As to the trt.Logger.DEBUG issure, I had guess that if there anything related with the python -m modelopt.onnx.autocast .... --log_level DEBUG command for onnx autocast, but it happens again even after we had drop the --log_level option on the onnx-autocast step.
And, we had tested two version of this model. on the same env of RTX-4090, CUDA12.2
the version-1, we follows the old pytorch-> onnx -> trt pipeline, here we get a trt fp32 [full precision] model.
the version-2, we follows the new pytorch->onnx->onnx mix_precision[with modelopt.autocast] -> trt fp16 pipeline, here we got a trt engine file with a half-size of version-1.
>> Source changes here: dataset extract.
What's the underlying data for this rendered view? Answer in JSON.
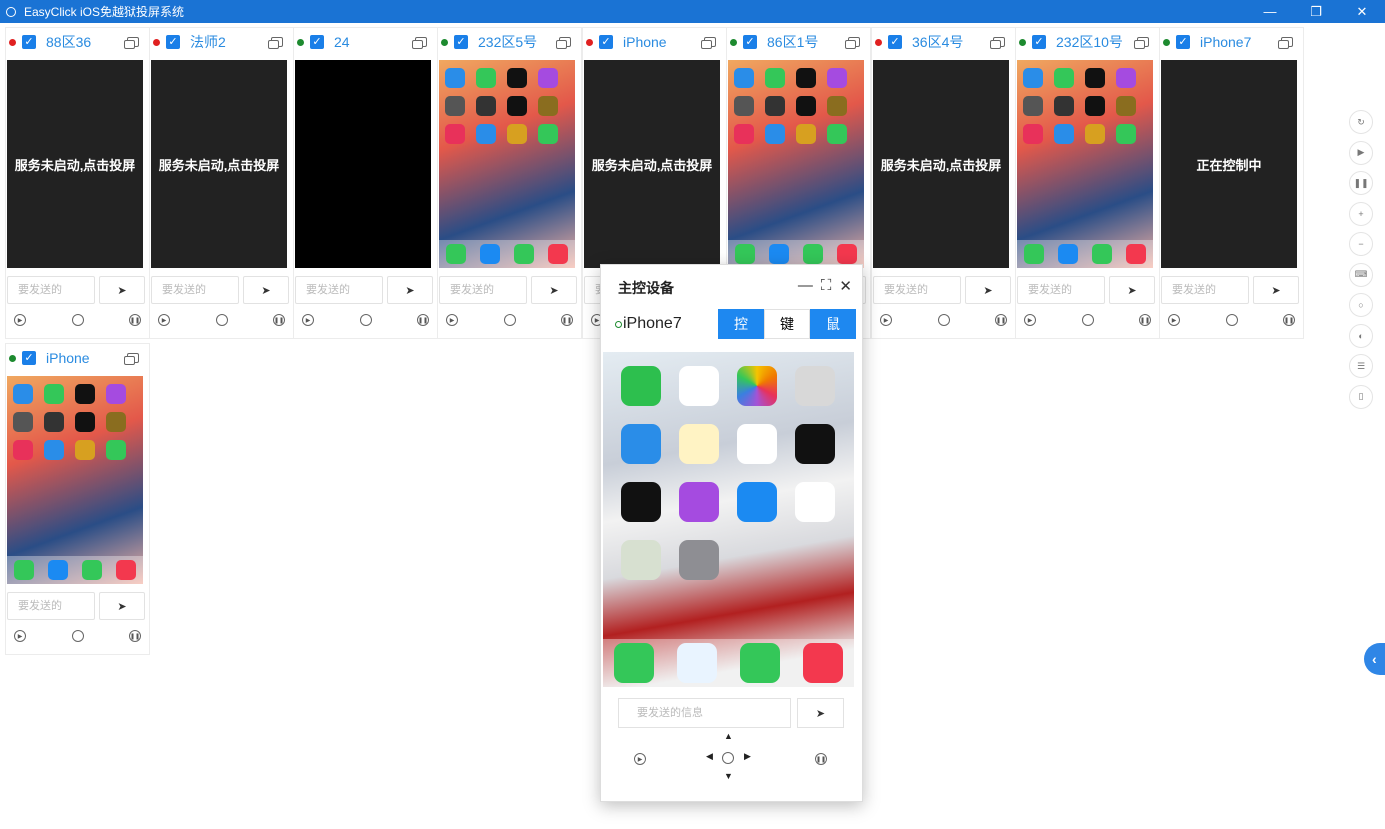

but during inference, we found that, the version-1, trt fp32 engine, and the version-2, trt fp16 engine, had nearly identical inference speed. that means the version-2 fp16 trtengine, did not save computation cost. but according to the onnx.autocast logs, 67% of ops had been converted to fp16. and the model size indeed be-half. This is also a strange situation.
From the listed Skip nodes and converted nodes, it seems that the modelopt.autocast spkips most high-computation nodes like DIV Mul ADD, while nodes converted are mostly low-compuation, like Constant Unsqueeze Shape, Oh, what is the benifit of this autocast then? only on memory?
As to the trt.Logger.DEBUG issure, I had guess that if there anything related with the python -m modelopt.onnx.autocast .... --log_level DEBUG command for onnx autocast, but it happens again even after we had drop the --log_level option on the onnx-autocast step.
Since it's kind of out of scope here, if you think this is a ModelOpt bug, please feel free to file a bug there.
Besides, I think the benefits of modelopt.autocast include both memory reduction and inference speedup. It "intelligently" selects nodes to keep in fp32 per the doc. If you can share your original fp32 ONNX or at least a segment, I can take a look for you.